Genesis10 does have about 130 clients across industry sectors nationwide that hire its 2,000 employees and consultants to recruit, provide, train, mentor and even manage technical talent of all sorts at the companies. Its offices tend to be in low-cost cities across the U.S. where nevertheless a lot of technical talent lurks, such as Kansas City and Detroit.

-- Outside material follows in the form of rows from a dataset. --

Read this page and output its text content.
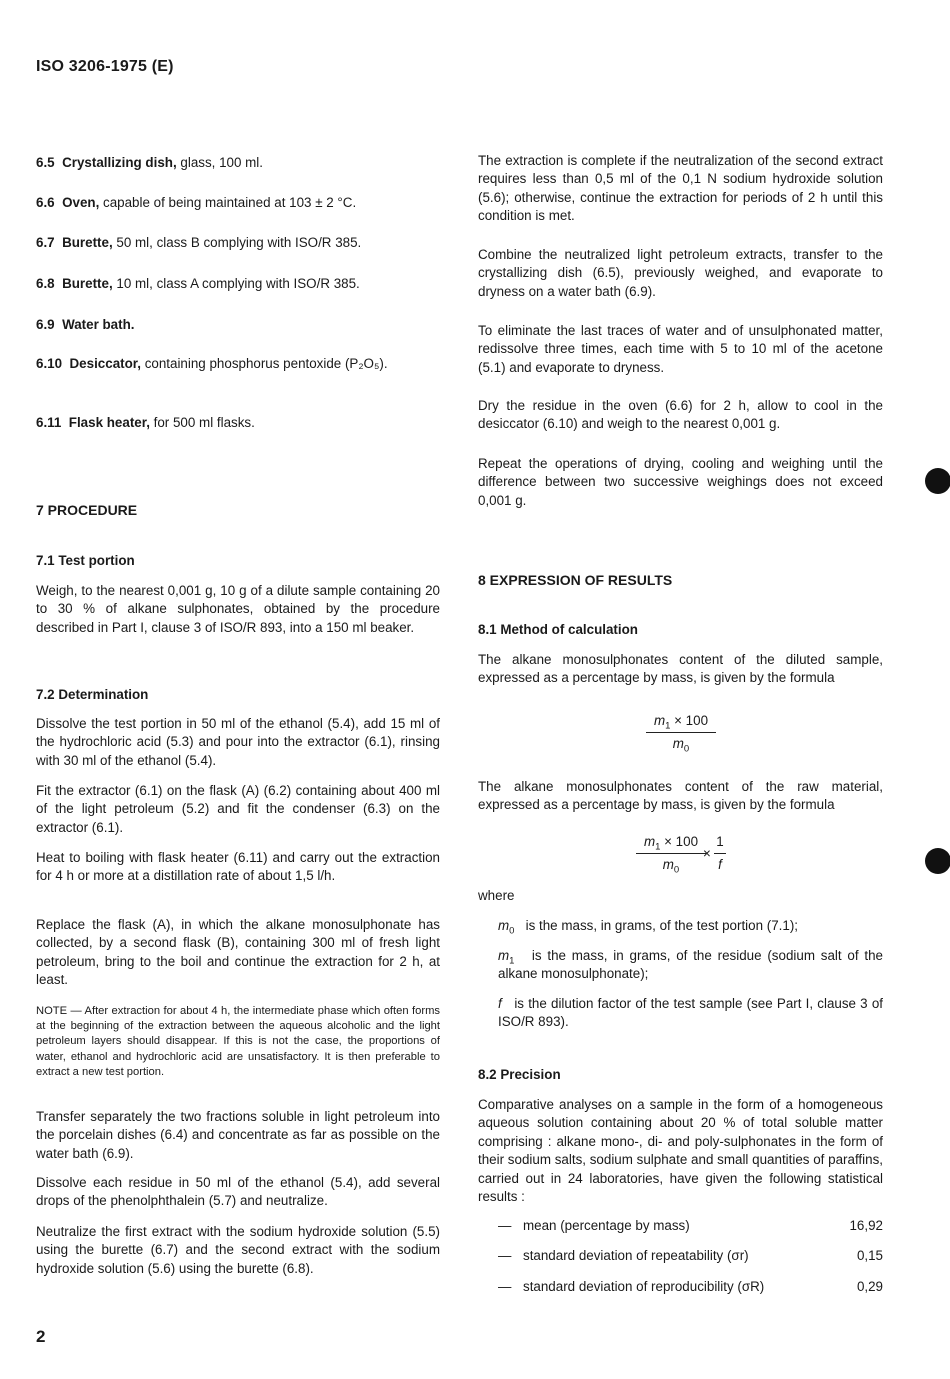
ISO 3206-1975 (E)
6.5 Crystallizing dish, glass, 100 ml.
6.6 Oven, capable of being maintained at 103 ± 2 °C.
6.7 Burette, 50 ml, class B complying with ISO/R 385.
6.8 Burette, 10 ml, class A complying with ISO/R 385.
6.9 Water bath.
6.10 Desiccator, containing phosphorus pentoxide (P₂O₅).
6.11 Flask heater, for 500 ml flasks.
7 PROCEDURE
7.1 Test portion
Weigh, to the nearest 0,001 g, 10 g of a dilute sample containing 20 to 30 % of alkane sulphonates, obtained by the procedure described in Part I, clause 3 of ISO/R 893, into a 150 ml beaker.
7.2 Determination
Dissolve the test portion in 50 ml of the ethanol (5.4), add 15 ml of the hydrochloric acid (5.3) and pour into the extractor (6.1), rinsing with 30 ml of the ethanol (5.4).
Fit the extractor (6.1) on the flask (A) (6.2) containing about 400 ml of the light petroleum (5.2) and fit the condenser (6.3) on the extractor (6.1).
Heat to boiling with flask heater (6.11) and carry out the extraction for 4 h or more at a distillation rate of about 1,5 l/h.
Replace the flask (A), in which the alkane monosulphonate has collected, by a second flask (B), containing 300 ml of fresh light petroleum, bring to the boil and continue the extraction for 2 h, at least.
NOTE — After extraction for about 4 h, the intermediate phase which often forms at the beginning of the extraction between the aqueous alcoholic and the light petroleum layers should disappear. If this is not the case, the proportions of water, ethanol and hydrochloric acid are unsatisfactory. It is then preferable to extract a new test portion.
Transfer separately the two fractions soluble in light petroleum into the porcelain dishes (6.4) and concentrate as far as possible on the water bath (6.9).
Dissolve each residue in 50 ml of the ethanol (5.4), add several drops of the phenolphthalein (5.7) and neutralize.
Neutralize the first extract with the sodium hydroxide solution (5.5) using the burette (6.7) and the second extract with the sodium hydroxide solution (5.6) using the burette (6.8).
The extraction is complete if the neutralization of the second extract requires less than 0,5 ml of the 0,1 N sodium hydroxide solution (5.6); otherwise, continue the extraction for periods of 2 h until this condition is met.
Combine the neutralized light petroleum extracts, transfer to the crystallizing dish (6.5), previously weighed, and evaporate to dryness on a water bath (6.9).
To eliminate the last traces of water and of unsulphonated matter, redissolve three times, each time with 5 to 10 ml of the acetone (5.1) and evaporate to dryness.
Dry the residue in the oven (6.6) for 2 h, allow to cool in the desiccator (6.10) and weigh to the nearest 0,001 g.
Repeat the operations of drying, cooling and weighing until the difference between two successive weighings does not exceed 0,001 g.
8 EXPRESSION OF RESULTS
8.1 Method of calculation
The alkane monosulphonates content of the diluted sample, expressed as a percentage by mass, is given by the formula
$\frac{m_1 \times 100}{m_0}$
The alkane monosulphonates content of the raw material, expressed as a percentage by mass, is given by the formula
$\frac{m_1 \times 100}{m_0}$
× $\frac{1}{f}$
where
$m_0$ is the mass, in grams, of the test portion (7.1);
$m_1$ is the mass, in grams, of the residue (sodium salt of the alkane monosulphonate);
f is the dilution factor of the test sample (see Part I, clause 3 of ISO/R 893).
8.2 Precision
Comparative analyses on a sample in the form of a homogeneous aqueous solution containing about 20 % of total soluble matter comprising : alkane mono-, di- and poly-sulphonates in the form of their sodium salts, sodium sulphate and small quantities of paraffins, carried out in 24 laboratories, have given the following statistical results :
— mean (percentage by mass)	16,92
— standard deviation of repeatability (σr)	0,15
— standard deviation of reproducibility (σR)	0,29
2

Much of Genesis10’s robust growth these days is coming from its strong encouragement of “onshoring” of technical responsibilities by its clients. Genesis10 shows customers how U.S. costs are coming down while those in places like India and China are rising, how even language nuances in other English-based cultures can hurt productivity, how supervision of activities and people somewhere on the other side of the world can be difficult, and how they might be able to save net costs by hiring fewer though more expensive Americans instead of foreign workers.
Lippman said that many companies are freeing up their spending after keeping it reined in during the last several years, first because of the economy and then because of concerns about the federal government’s direction.
“They’re spending more money,” he said, “but they still are eager to keep their head counts down.”
Genesis10 / Founder and CEO: Harley Lippman
Size: Revenues of about $200 million in 2013, after organic growth averaging 29 percent a year since company’s founding in 1999. About 2,000 employees and consultants.
Location: New York
Goal: Helping clients keep jobs and invest in talent in the United States.
Fact: The name of the company comes from the 10 employees of his previous, failed company who rejoined Lippman when he staged an entrepreneurial rebirth by establishing Genesis10. He originally reached out to 12; eight of the “Genesis 10 Ten” are still with the company.
Unique: Genesis10 makes a point of helping find jobs and roles for U.S. military veterans among its clients.